Gibbs avanzò fino a raggiungerlo con una sola falcata, lo domò in altezza sfiorandolo col suo viso minaccioso e furibondo. Solo quello sarebbe bastato a far invecchiare il giovane.
- Mi… - Stava per scusarsi ma come un flash si ricordò che sarebbe stato peggio, quindi fece retromarcia e cambiò: - Non volevo, non so come è potuto accadere. –
Però forse qualcuno da picchiare, nel frattempo, avrebbero dovuto darglielo. Giusto per sfogarsi prima di scoppiare e far fuori tutti.
Gli lasciò un occhiataccia piena di fuoco e di rimprovero, poi senza aggiungere nulla corse all’ascensore dirigendosi al laboratorio di Abby, sempre stringendo il foglietto. Non disse altro.
Quando il Direttore uscì, poco dopo, per sapere cosa fosse successo da farlo urlare a quel modo, vide un addolorato McGee che avrebbe voluto sparire. Si fece spiegare da lui e stranamente, a lei, lui si sentì di spiegare meglio come fossero andate le cose. I dettagli a Gibbs innervosivano ulteriormente, ma spesso erano proprio ciò che lo scagionavano.
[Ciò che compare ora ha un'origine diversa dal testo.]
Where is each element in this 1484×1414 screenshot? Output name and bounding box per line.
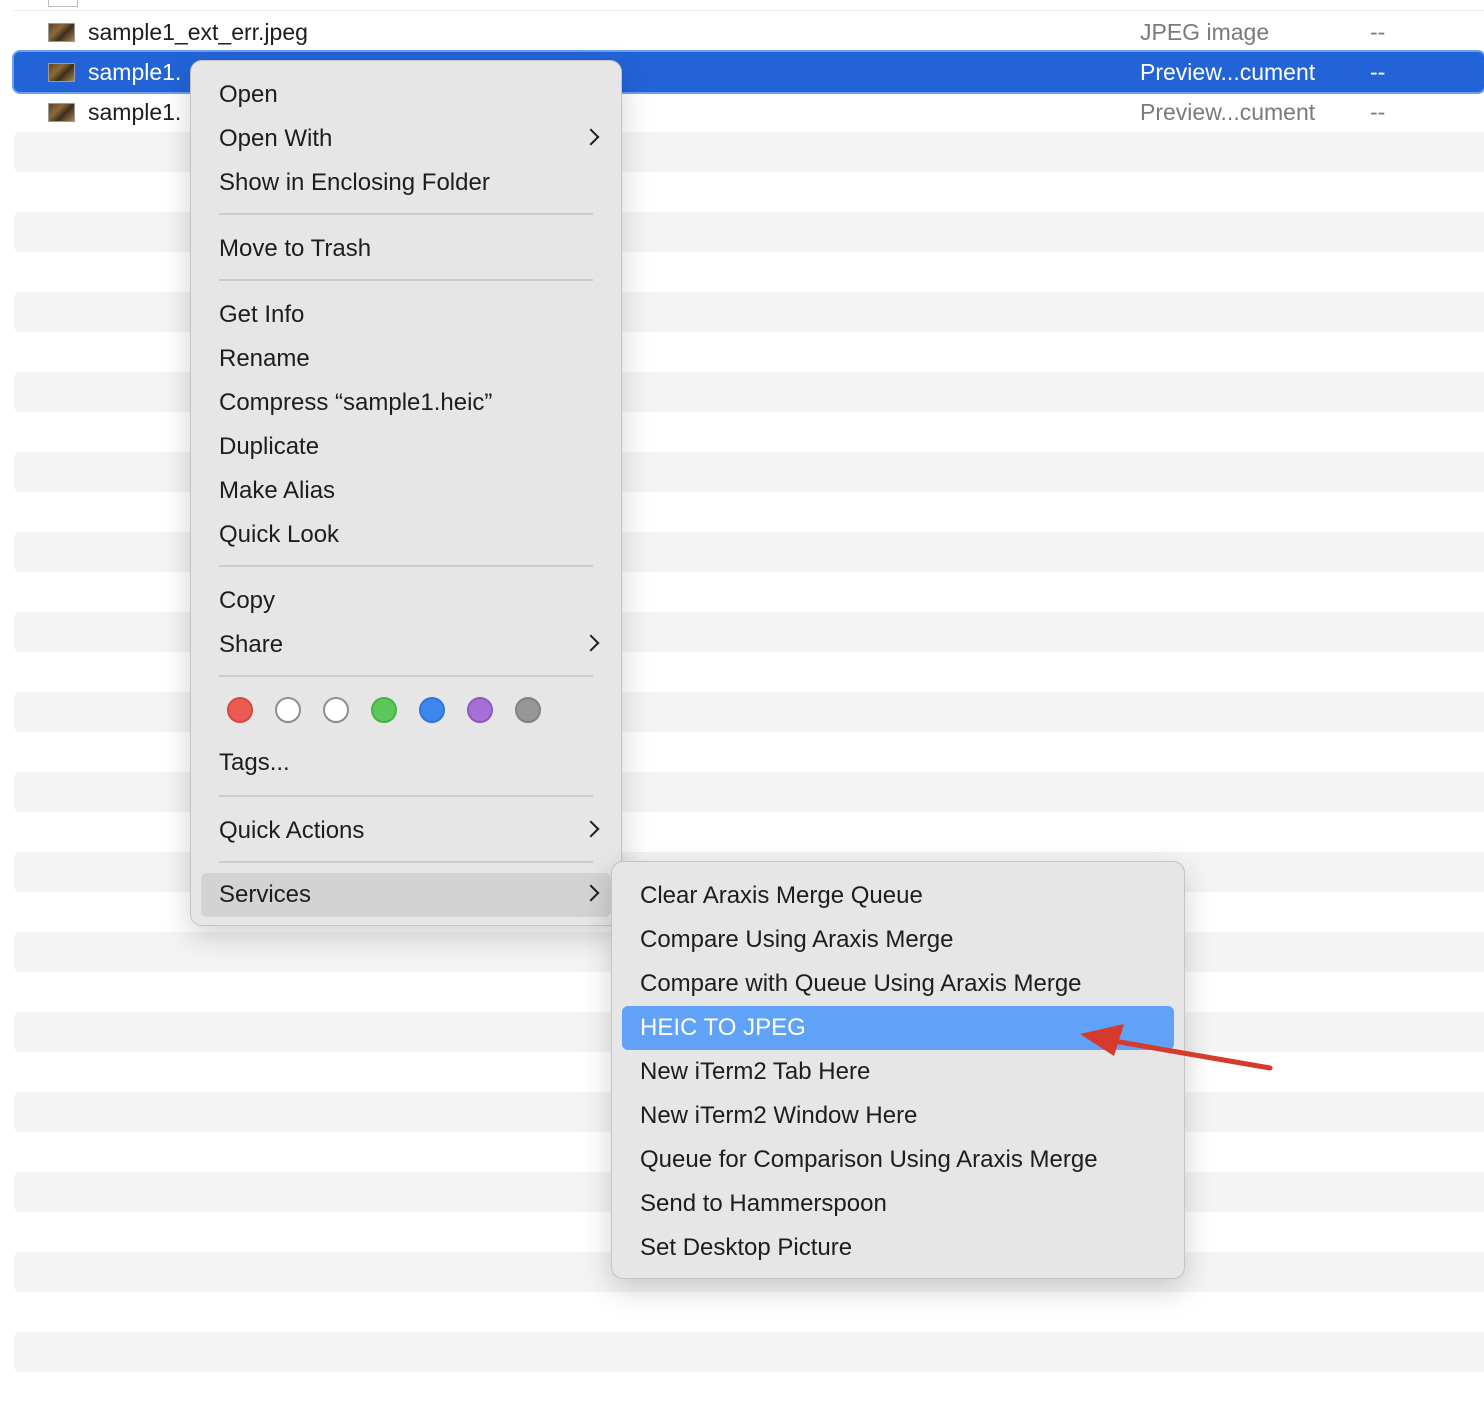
green-tag-icon[interactable]: [371, 697, 397, 723]
file-kind: Preview...cument: [1140, 59, 1316, 85]
gray-tag-icon[interactable]: [515, 697, 541, 723]
service-new-iterm2-tab[interactable]: New iTerm2 Tab Here: [622, 1050, 1174, 1094]
menu-item-label: Compare with Queue Using Araxis Merge: [640, 970, 1082, 997]
menu-item-label: Copy: [219, 587, 276, 614]
menu-item-show-in-enclosing-folder[interactable]: Show in Enclosing Folder: [201, 161, 611, 205]
purple-tag-icon[interactable]: [467, 697, 493, 723]
menu-item-label: Services: [219, 881, 312, 908]
file-kind: Preview...cument: [1140, 99, 1316, 125]
menu-separator: [219, 861, 593, 863]
file-name: sample1.: [88, 59, 182, 85]
menu-item-label: New iTerm2 Tab Here: [640, 1058, 871, 1085]
menu-item-label: Open: [219, 81, 278, 108]
service-compare-with-queue[interactable]: Compare with Queue Using Araxis Merge: [622, 962, 1174, 1006]
menu-item-compress[interactable]: Compress “sample1.heic”: [201, 381, 611, 425]
menu-item-open-with[interactable]: Open With: [201, 117, 611, 161]
menu-item-make-alias[interactable]: Make Alias: [201, 469, 611, 513]
chevron-right-icon: [582, 128, 600, 146]
image-file-icon: [48, 63, 75, 82]
file-kind: JPEG image: [1140, 19, 1270, 45]
service-heic-to-jpeg[interactable]: HEIC TO JPEG: [622, 1006, 1174, 1050]
menu-item-label: Set Desktop Picture: [640, 1234, 853, 1261]
menu-separator: [219, 795, 593, 797]
file-name: sample1_ext_err.jpeg: [88, 19, 308, 45]
menu-item-label: Share: [219, 631, 284, 658]
service-new-iterm2-window[interactable]: New iTerm2 Window Here: [622, 1094, 1174, 1138]
menu-item-services[interactable]: Services: [201, 873, 611, 917]
image-file-icon: [48, 23, 75, 42]
file-row[interactable]: sample1_ext_err.jpeg JPEG image --: [14, 12, 1484, 52]
services-submenu: Clear Araxis Merge Queue Compare Using A…: [611, 861, 1185, 1279]
menu-item-move-to-trash[interactable]: Move to Trash: [201, 227, 611, 271]
menu-item-copy[interactable]: Copy: [201, 579, 611, 623]
menu-item-label: Clear Araxis Merge Queue: [640, 882, 923, 909]
list-stripe: [14, 1332, 1484, 1372]
file-size: --: [1370, 19, 1386, 45]
menu-item-label: Quick Actions: [219, 817, 365, 844]
menu-item-label: Get Info: [219, 301, 305, 328]
partial-row-divider: [14, 10, 1484, 11]
menu-item-label: Compare Using Araxis Merge: [640, 926, 954, 953]
menu-item-label: Queue for Comparison Using Araxis Merge: [640, 1146, 1098, 1173]
red-tag-icon[interactable]: [227, 697, 253, 723]
file-name: sample1.: [88, 99, 182, 125]
menu-item-tags[interactable]: Tags...: [201, 741, 611, 785]
menu-item-quick-look[interactable]: Quick Look: [201, 513, 611, 557]
service-set-desktop-picture[interactable]: Set Desktop Picture: [622, 1226, 1174, 1270]
context-menu: Open Open With Show in Enclosing Folder …: [190, 60, 622, 926]
menu-item-label: Open With: [219, 125, 333, 152]
menu-item-label: Duplicate: [219, 433, 320, 460]
chevron-right-icon: [582, 884, 600, 902]
menu-item-share[interactable]: Share: [201, 623, 611, 667]
image-file-icon: [48, 103, 75, 122]
menu-item-label: Make Alias: [219, 477, 336, 504]
menu-item-label: Tags...: [219, 749, 290, 776]
service-clear-araxis-merge-queue[interactable]: Clear Araxis Merge Queue: [622, 874, 1174, 918]
menu-separator: [219, 279, 593, 281]
menu-item-label: Move to Trash: [219, 235, 372, 262]
chevron-right-icon: [582, 634, 600, 652]
empty-tag-icon[interactable]: [323, 697, 349, 723]
partial-file-icon: [48, 0, 78, 7]
menu-item-label: Rename: [219, 345, 310, 372]
menu-item-open[interactable]: Open: [201, 73, 611, 117]
menu-separator: [219, 565, 593, 567]
menu-item-get-info[interactable]: Get Info: [201, 293, 611, 337]
menu-item-label: Send to Hammerspoon: [640, 1190, 887, 1217]
menu-item-label: Quick Look: [219, 521, 340, 548]
service-compare-using-araxis-merge[interactable]: Compare Using Araxis Merge: [622, 918, 1174, 962]
menu-item-label: New iTerm2 Window Here: [640, 1102, 918, 1129]
chevron-right-icon: [582, 820, 600, 838]
empty-tag-icon[interactable]: [275, 697, 301, 723]
service-queue-for-comparison[interactable]: Queue for Comparison Using Araxis Merge: [622, 1138, 1174, 1182]
menu-item-label: Show in Enclosing Folder: [219, 169, 490, 196]
file-size: --: [1370, 59, 1386, 85]
menu-separator: [219, 675, 593, 677]
menu-item-rename[interactable]: Rename: [201, 337, 611, 381]
menu-separator: [219, 213, 593, 215]
service-send-to-hammerspoon[interactable]: Send to Hammerspoon: [622, 1182, 1174, 1226]
menu-item-duplicate[interactable]: Duplicate: [201, 425, 611, 469]
menu-item-label: HEIC TO JPEG: [640, 1014, 806, 1041]
blue-tag-icon[interactable]: [419, 697, 445, 723]
file-size: --: [1370, 99, 1386, 125]
menu-item-label: Compress “sample1.heic”: [219, 389, 493, 416]
menu-item-quick-actions[interactable]: Quick Actions: [201, 809, 611, 853]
- Rimane il fatto che hai sbagliato e che ora l’hanno rapito per colpa tua, principalmente. Io devo finire la riunione con il capo di Kort alla CIA, tu segui Gibbs e vedi di rimediare prima che ti salti non solo il posto di lavoro, ma anche la testa. – Disse seria e professionale riferendosi alla reazione del capo squadra se fosse successo qualcosa a Tony.
Annuendo come un bambino colto in fallo a fare qualcosa di davvero brutto, si congedò e corse giù per le scale richiamando a sé Ziva, andando a loro volta da Abby.
In ascensore, Gibbs non ebbe molto tempo per riflettere. Sentiva un bruciore avvampargli dentro ed incendiarlo sempre più.
Come se stesse per impazzire.
Tese tutti i muscoli e contrasse la mascella, poi non facendocela proprio più, con la mano libera tirò un violento pugno all’ascensore che gli restituì un dolore nemmeno paragonabile al suo stato d’animo.
Sicuramente in parte era stata anche colpa di Tony, lo conosceva bene e sapeva che era così, ma di chiunque fosse davvero, l’unico responsabile, in fin dei conti, si sentiva proprio lui.
Aveva sostenuto lui stesso che non sarebbe servito assegnargli una scorta. Forse se l’avrebbe permesso, ora il suo uomo sarebbe stato ancora lì.
Strinse gli occhi premendosi due dita in mezzo agli occhi, poi sospirò pesantemente, anzi, ringhiò.
Doveva trattenersi, non poteva esplodere di già.
Doveva mantenere la sua rabbia intatta per il momento in cui avrebbe visto quella dannata faccia di Kort.
Quando le ante si aprirono e lui uscì come fosse fatto di una bufera d’aria con tanto di nuvoloni neri intorno a sé, diede ad Abby l’impressione di sentire addirittura i tuoni sopra la sua testa.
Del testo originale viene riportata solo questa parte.